With the proceeds from the books and a legacy from an aunt, Potter bought Hill Top Farm in Near Sawrey, a tiny village in the English Lake District near Ambleside in 1905. Over the next several decades, she purchased additional farms to preserve the unique hill country landscape. In 1913, at the age of 47, she married William Heelis, a respected local solicitor from Hawkshead. Potter was also a prize-winning breeder of Herdwick sheep and a prosperous farmer keenly interested in land preservation. She continued to write, illustrate and design spin-off merchandise based on her children’s books for Warne until the duties of land management and diminishing eyesight made it difficult to continue. Beatrix Potter published over twenty-three books; the best known are those written between 1902 and 1922. Potter died on 22 December 1943 at her home in Near Sawrey at age 77, leaving almost all her property to theNational Trust. She is credited with preserving much of the land that now comprises theLake DistrictNational Park.

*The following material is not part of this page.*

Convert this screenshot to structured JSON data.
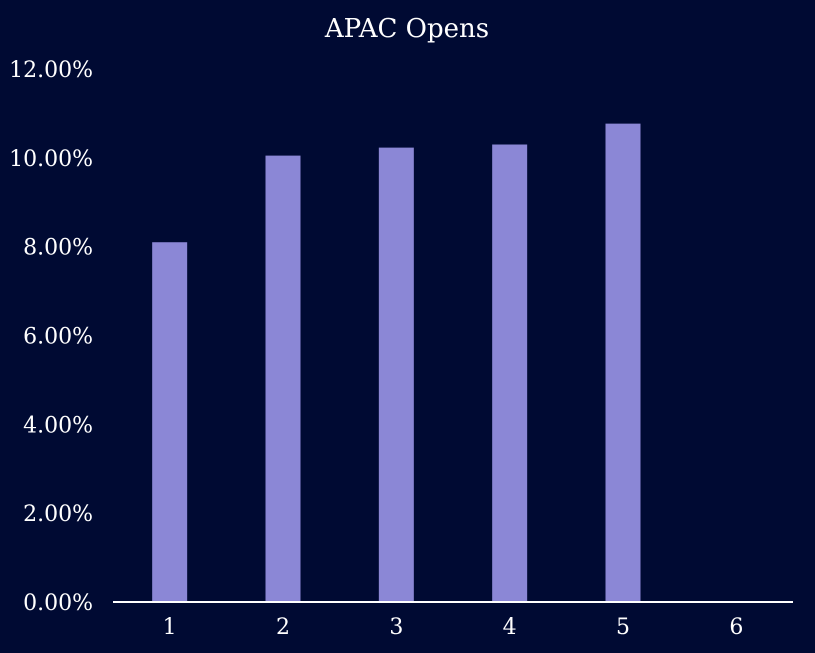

Potter’s books continue to sell throughout the world, in multiple languages. Her stories have been retold in song, film, ballet and animation

Lake District conservation

Beatrix had been a disciple of the land conservation and preservation ideals of her long-time friend and mentor, Canon Hardwicke Rawnsley, the first secretary and founding member of the National Trust for Places of Historic Interest or Natural Beauty. She supported the efforts of the National Trust to preserve not just the places of extraordinary beauty, but those heads of valley and low grazing lands that would be irreparably ruined by development. She was also an authority on the traditional Lakeland crafts, period furniture and stonework. She restored and preserved the farms that she bought or managed, making sure that each farm house had in it a piece of antique Lakeland furniture. Beatrix was interested in preserving not only the Herdwick sheep, but the way of life of fell farming. In 1930 the Heelises became partners with the National Trust in buying and managing the fell farms included in the large Monk Coniston Estate. It was composed of many farms spread over a wide area of western Lancashire, including the famously beautiful Tarn Hows. Beatrix became the de facto estate manager for the Trust for seven years until the National Trust could afford to buy most of the property back from her. Her stewardship of these farms earned her wide regard, but she was not without her critics. She was notable in observing the problems of afforestation, preserving the in-take grazing lands, and husbanding the quarries and timber on these farms. All her farms were stocked with Herdwick sheep and frequently with Galloway cattle.